On Wed, 22 Apr 2020, Jan Beulich wrote:
> On 22.04.2020 15:07, Juergen Gross wrote:
> > --- a/xen/common/grant_table.c
> > +++ b/xen/common/grant_table.c
> > @@ -3626,12 +3626,12 @@ do_grant_table_op(
> > if ( unlikely(!guest_handle_okay(cflush, count)) )
> > goto out;
> > rc = gnttab_cache_flush(cflush, &opaque_in, count);
> > - if ( rc > 0 )
> > + if ( rc >= 0 )
> > {
> > guest_handle_add_offset(cflush, rc);
> > uop = guest_handle_cast(cflush, void);
> > + opaque_out = opaque_in;
> > }
> > - opaque_out = opaque_in;
> > break;
> > }
> >
> > @@ -3641,7 +3641,7 @@ do_grant_table_op(
> > }
> >
> > out:
> > - if ( rc > 0 || opaque_out != 0 )
> > + if ( rc > 0 || (opaque_out != 0 && rc == 0) )
>
> I disagree with this part - opaque_out shouldn't end up non-zero
> when rc < 0, and it won't anymore with the change in the earlier
> hunk.
But opaque_out could end up being non-zero when rc == 0. I think it is a
good improvement that we explicitly prevent rc < 0 from entering this
if condition.
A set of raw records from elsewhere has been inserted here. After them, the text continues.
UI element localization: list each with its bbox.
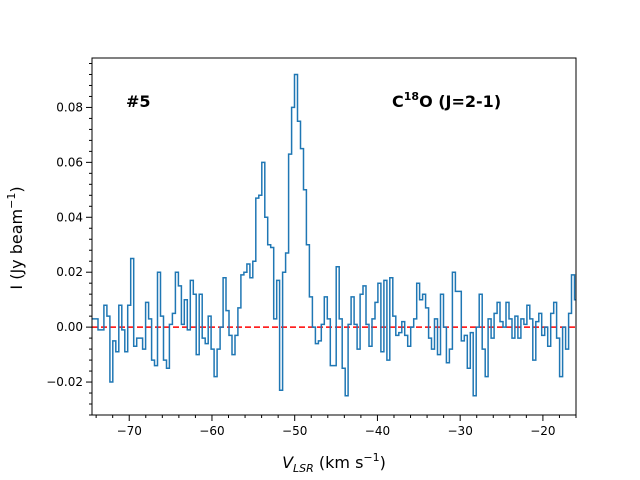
x-tick-label: −50 <box>282 424 307 438</box>
axis-ticks: −70 −60 −50 −40 −30 −20 −0.02 0.00 0.02 0.04 0.06 0… <box>46 62 577 438</box>
plot-area <box>92 73 576 397</box>
y-tick-label: 0.06 <box>56 155 83 169</box>
y-tick-label: −0.02 <box>46 375 83 389</box>
x-tick-label: −30 <box>448 424 473 438</box>
y-tick-label: 0.08 <box>56 100 83 114</box>
line-label-main: C <box>392 92 404 111</box>
y-tick-label: 0.04 <box>56 210 83 224</box>
x-tick-label: −40 <box>365 424 390 438</box>
spectrum-line <box>92 73 576 397</box>
source-label: #5 <box>126 92 151 111</box>
x-tick-label: −70 <box>117 424 142 438</box>
axes-frame <box>91 57 577 416</box>
x-axis-title: VLSR (km s−1) <box>282 451 386 475</box>
x-axis-title-unit: (km s <box>314 453 364 472</box>
y-tick-label: 0.02 <box>56 265 83 279</box>
y-axis-title-close: ) <box>7 186 26 192</box>
line-label: C18O (J=2-1) <box>392 90 501 111</box>
x-axis-title-close: ) <box>380 453 386 472</box>
line-label-rest: O (J=2-1) <box>419 92 501 111</box>
x-tick-label: −20 <box>530 424 555 438</box>
y-tick-label: 0.00 <box>56 320 83 334</box>
x-axis-title-sub: LSR <box>293 462 314 475</box>
line-label-sup: 18 <box>404 90 419 103</box>
y-axis-title: I (Jy beam−1) <box>5 186 26 289</box>
y-axis-title-main: I (Jy beam <box>7 209 26 290</box>
y-axis-title-exp: −1 <box>5 193 18 209</box>
x-tick-label: −60 <box>199 424 224 438</box>
x-axis-title-main: V <box>282 453 294 472</box>
x-axis-title-unit-exp: −1 <box>363 451 379 464</box>
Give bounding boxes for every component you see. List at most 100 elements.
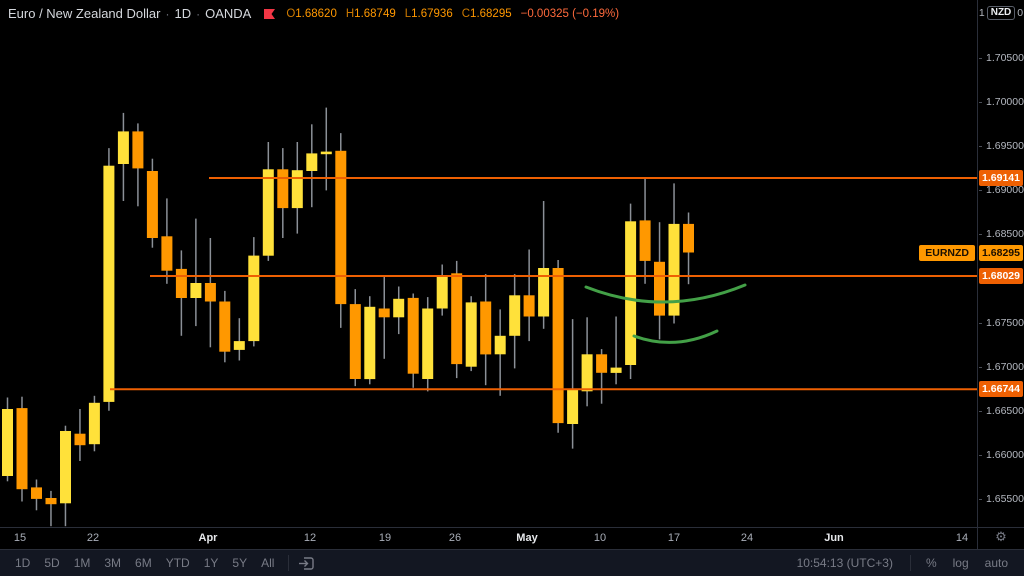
legend-separator: · xyxy=(165,6,170,21)
candle-body xyxy=(364,306,376,380)
candle xyxy=(161,198,173,284)
candle-body xyxy=(190,283,202,298)
candle xyxy=(465,296,477,372)
candle xyxy=(378,276,390,359)
scale-button-percent[interactable]: % xyxy=(925,556,937,570)
candle-body xyxy=(378,308,390,318)
time-axis[interactable]: ⚙ 15 22 Apr 12 19 26 May 10 17 24 Jun 14 xyxy=(0,527,1024,550)
ohlc-item: H1.68749 xyxy=(345,7,396,20)
candle xyxy=(480,274,492,386)
time-tick-apr: Apr xyxy=(198,532,218,544)
candle-body xyxy=(277,169,289,209)
candle-body xyxy=(248,255,260,342)
candle-body xyxy=(60,431,71,504)
candle-body xyxy=(146,171,158,238)
candle xyxy=(393,286,405,335)
curve-drawing[interactable] xyxy=(584,283,747,304)
interval-label[interactable]: 1D xyxy=(174,6,192,21)
time-tick-may: May xyxy=(516,532,538,544)
candle xyxy=(567,319,579,449)
candle xyxy=(103,148,115,411)
time-tick-22: 22 xyxy=(86,532,100,544)
hline-price-label: 1.66744 xyxy=(979,381,1023,398)
candle xyxy=(494,309,506,396)
price-tick: 1.66000 xyxy=(978,448,1024,462)
chart-legend: Euro / New Zealand Dollar · 1D · OANDA O… xyxy=(8,6,619,21)
time-tick-26: 26 xyxy=(448,532,462,544)
range-button-1d[interactable]: 1D xyxy=(15,556,31,570)
scale-button-log[interactable]: log xyxy=(952,556,969,570)
candle-body xyxy=(335,150,347,305)
candle-body xyxy=(349,304,361,379)
ohlc-item: O1.68620 xyxy=(286,7,337,20)
range-button-5d[interactable]: 5D xyxy=(44,556,60,570)
candle xyxy=(552,260,564,433)
range-button-5y[interactable]: 5Y xyxy=(232,556,248,570)
bottom-toolbar: 1D 5D 1M 3M 6M YTD 1Y 5Y All 10:54:13 (UTC+3) % l… xyxy=(0,549,1024,576)
chart-pane[interactable]: Euro / New Zealand Dollar · 1D · OANDA O… xyxy=(0,0,978,527)
candle-body xyxy=(204,283,216,302)
candle-body xyxy=(494,335,506,355)
range-button-all[interactable]: All xyxy=(261,556,275,570)
range-button-1y[interactable]: 1Y xyxy=(203,556,219,570)
candle xyxy=(60,425,71,527)
candle-body xyxy=(320,151,332,155)
range-button-6m[interactable]: 6M xyxy=(135,556,152,570)
candle-body xyxy=(610,367,622,373)
time-tick-24: 24 xyxy=(740,532,754,544)
candle xyxy=(132,123,144,207)
price-axis[interactable]: 1 NZD 0 1.70500 1.70000 1.69500 1.69000 1.68… xyxy=(977,0,1024,527)
candle-body xyxy=(16,408,28,490)
candle xyxy=(335,133,347,328)
curve-drawing[interactable] xyxy=(632,329,719,344)
exchange-label[interactable]: OANDA xyxy=(205,6,252,21)
price-tick: 1.66500 xyxy=(978,404,1024,418)
candle-body xyxy=(581,354,593,392)
hline-price-label: 1.68029 xyxy=(979,268,1023,284)
scale-button-auto[interactable]: auto xyxy=(984,556,1008,570)
candle-body xyxy=(45,498,57,505)
scale-buttons: % log auto xyxy=(918,556,1016,570)
candlestick-chart[interactable] xyxy=(0,0,978,527)
candle xyxy=(31,479,42,511)
clock-label[interactable]: 10:54:13 (UTC+3) xyxy=(796,556,893,570)
hline-price-label: 1.69141 xyxy=(979,170,1023,186)
candle-body xyxy=(422,308,434,379)
range-button-1m[interactable]: 1M xyxy=(73,556,91,570)
toolbar-right: 10:54:13 (UTC+3) % log auto xyxy=(797,555,1016,571)
candle xyxy=(45,490,57,527)
symbol-title[interactable]: Euro / New Zealand Dollar xyxy=(8,6,161,21)
price-axis-currency-row: 1 NZD 0 xyxy=(978,6,1024,20)
candle xyxy=(262,142,274,261)
candle-body xyxy=(451,273,463,365)
candle xyxy=(320,107,332,191)
flag-icon[interactable] xyxy=(263,8,276,20)
axis-top-digit-left: 1 xyxy=(978,7,985,19)
candle xyxy=(16,396,28,502)
candle xyxy=(117,112,129,201)
candle xyxy=(451,260,463,379)
range-button-ytd[interactable]: YTD xyxy=(165,556,190,570)
candle xyxy=(277,148,289,238)
candle-body xyxy=(567,388,579,424)
candle xyxy=(581,317,593,407)
candle-body xyxy=(436,275,448,309)
candle xyxy=(88,395,100,452)
candle xyxy=(639,177,651,284)
candle xyxy=(509,274,521,369)
time-tick-14: 14 xyxy=(955,532,969,544)
candle-body xyxy=(654,261,665,316)
candle-body xyxy=(668,223,680,316)
candle xyxy=(306,124,318,208)
ohlc-item: L1.67936 xyxy=(404,7,453,20)
currency-badge[interactable]: NZD xyxy=(986,6,1016,20)
axis-corner-divider xyxy=(977,528,978,550)
candle xyxy=(422,297,434,392)
candle-body xyxy=(480,301,492,355)
range-button-3m[interactable]: 3M xyxy=(104,556,122,570)
settings-gear-icon[interactable]: ⚙ xyxy=(995,530,1007,545)
candle-body xyxy=(88,402,100,445)
candle xyxy=(683,212,694,285)
go-to-date-icon[interactable] xyxy=(298,556,315,571)
price-line-symbol-label: EURNZD xyxy=(919,244,975,261)
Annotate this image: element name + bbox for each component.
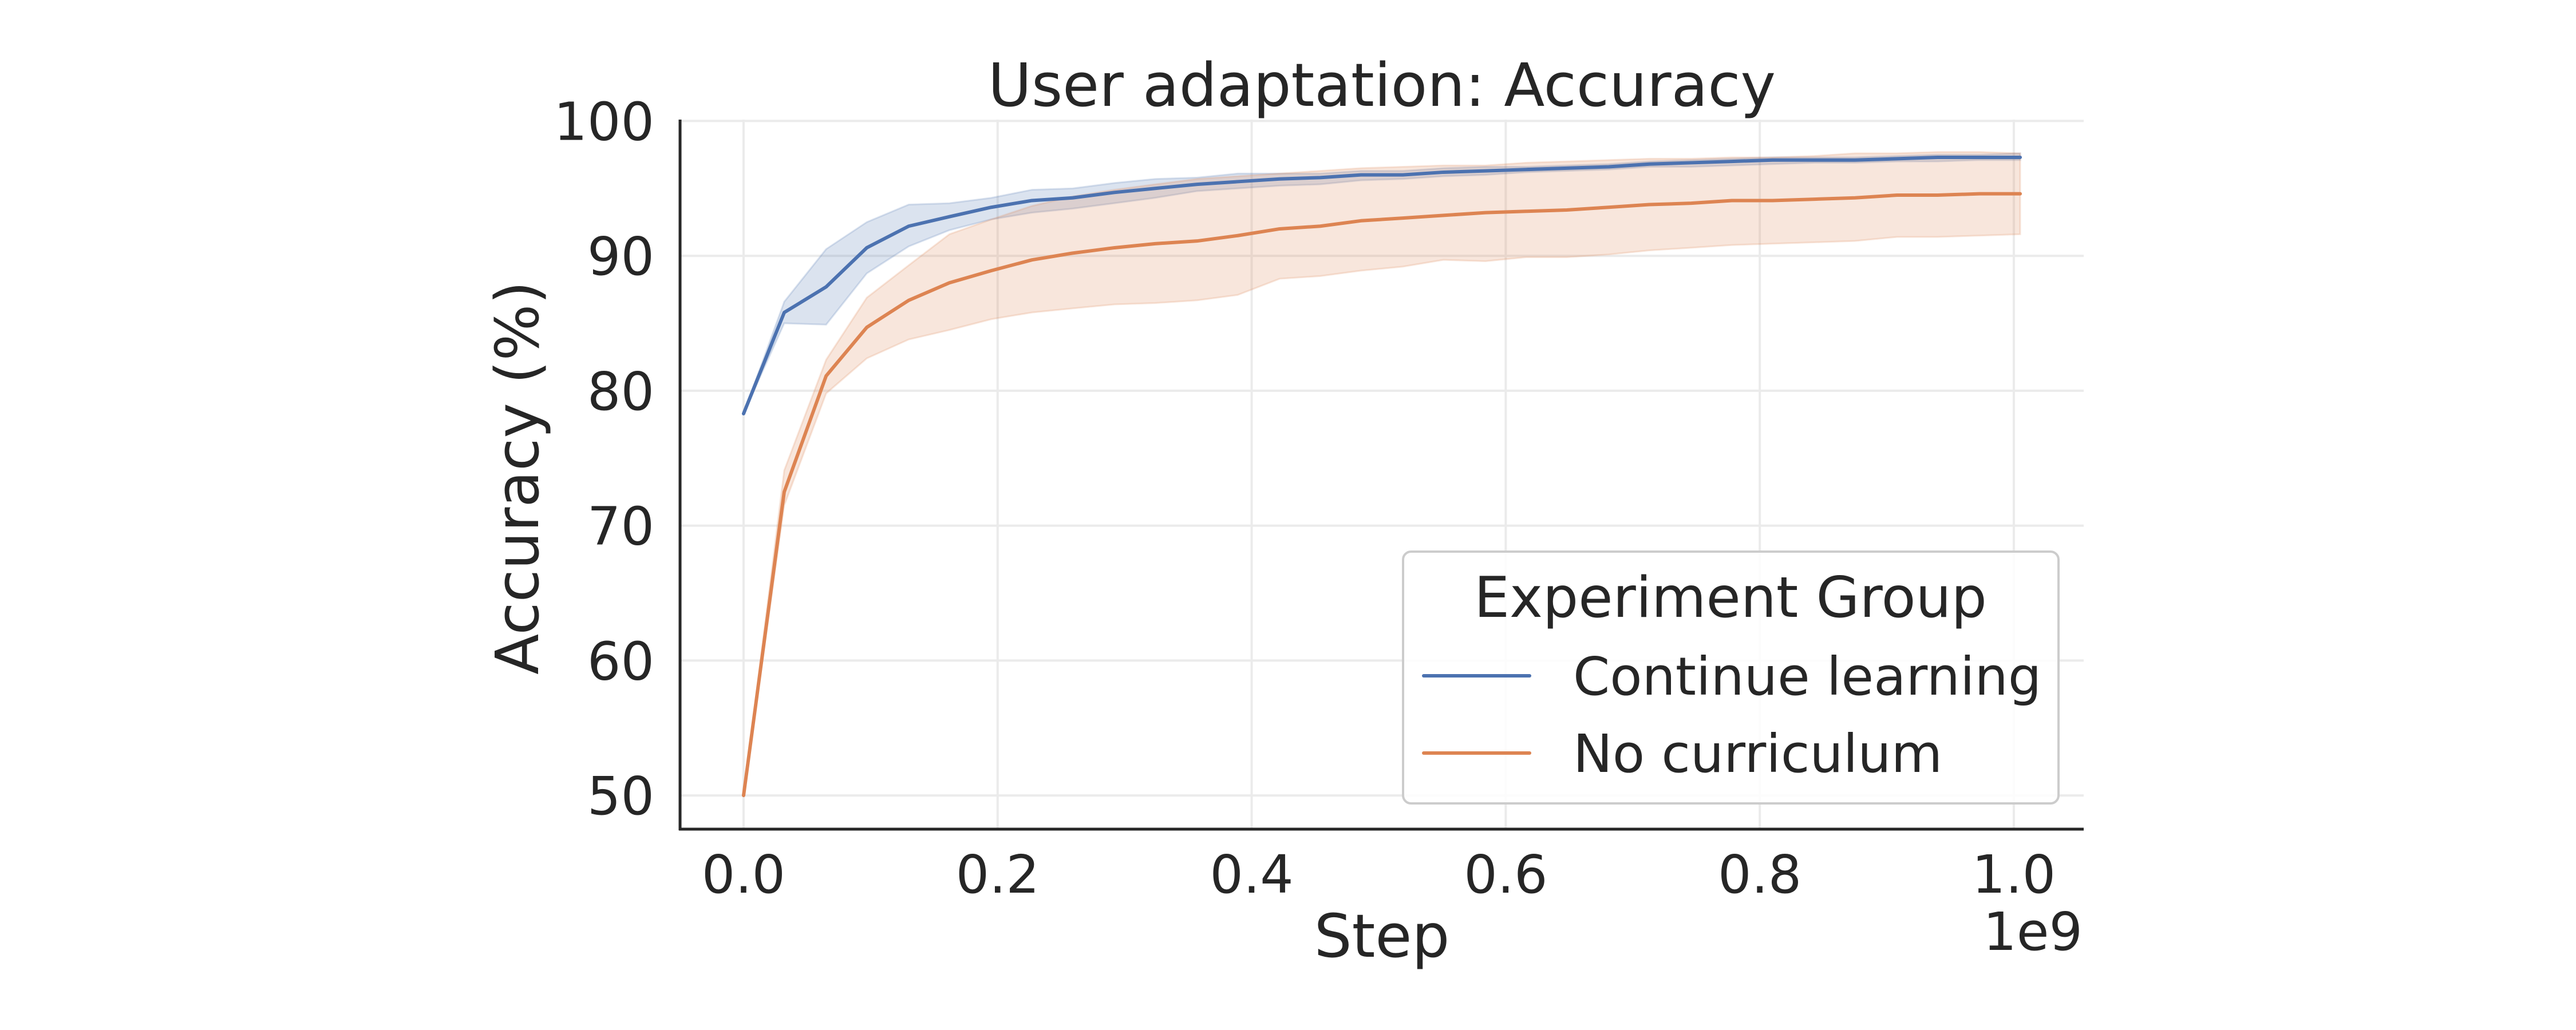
x-tick-label: 0.6 <box>1464 844 1547 905</box>
y-tick-label: 100 <box>554 91 654 152</box>
x-tick-label: 0.2 <box>956 844 1040 905</box>
y-axis-label: Accuracy (%) <box>483 281 552 675</box>
series-line-continue-learning <box>741 156 2022 415</box>
y-tick-label: 70 <box>587 496 654 557</box>
y-tick-label: 80 <box>587 361 654 422</box>
chart-title: User adaptation: Accuracy <box>988 50 1776 120</box>
y-tick-label: 90 <box>587 226 654 287</box>
y-tick-label: 60 <box>587 631 654 692</box>
x-axis-label: Step <box>1314 901 1450 971</box>
legend-label-continue-learning: Continue learning <box>1573 646 2041 707</box>
x-tick-label: 0.0 <box>702 844 785 905</box>
legend-box <box>1402 550 2060 805</box>
legend-title: Experiment Group <box>1474 565 1987 631</box>
series-line-no-curriculum <box>741 192 2022 798</box>
series-lines <box>741 156 2022 798</box>
x-tick-label: 0.8 <box>1718 844 1801 905</box>
x-tick-labels: 0.0 0.2 0.4 0.6 0.8 1.0 <box>702 844 2056 905</box>
axes-spines <box>678 120 2084 831</box>
x-tick-label: 0.4 <box>1210 844 1293 905</box>
x-tick-label: 1.0 <box>1972 844 2056 905</box>
y-tick-labels: 50 60 70 80 90 100 <box>554 91 654 827</box>
x-axis-offset-label: 1e9 <box>1983 901 2083 962</box>
y-tick-label: 50 <box>587 766 654 827</box>
legend-label-no-curriculum: No curriculum <box>1573 723 1942 785</box>
legend: Experiment Group Continue learning No cu… <box>1402 550 2060 805</box>
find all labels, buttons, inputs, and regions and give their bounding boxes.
This is why this new version of the patch is my favorite:
it is the one that leads to the code most robust.
Reviewed-by: Stefano Stabellini <sstabell...@kernel.org>
That said, as I mentioned before, I would be OK even without the last
part because it would still be enough to fix the bug.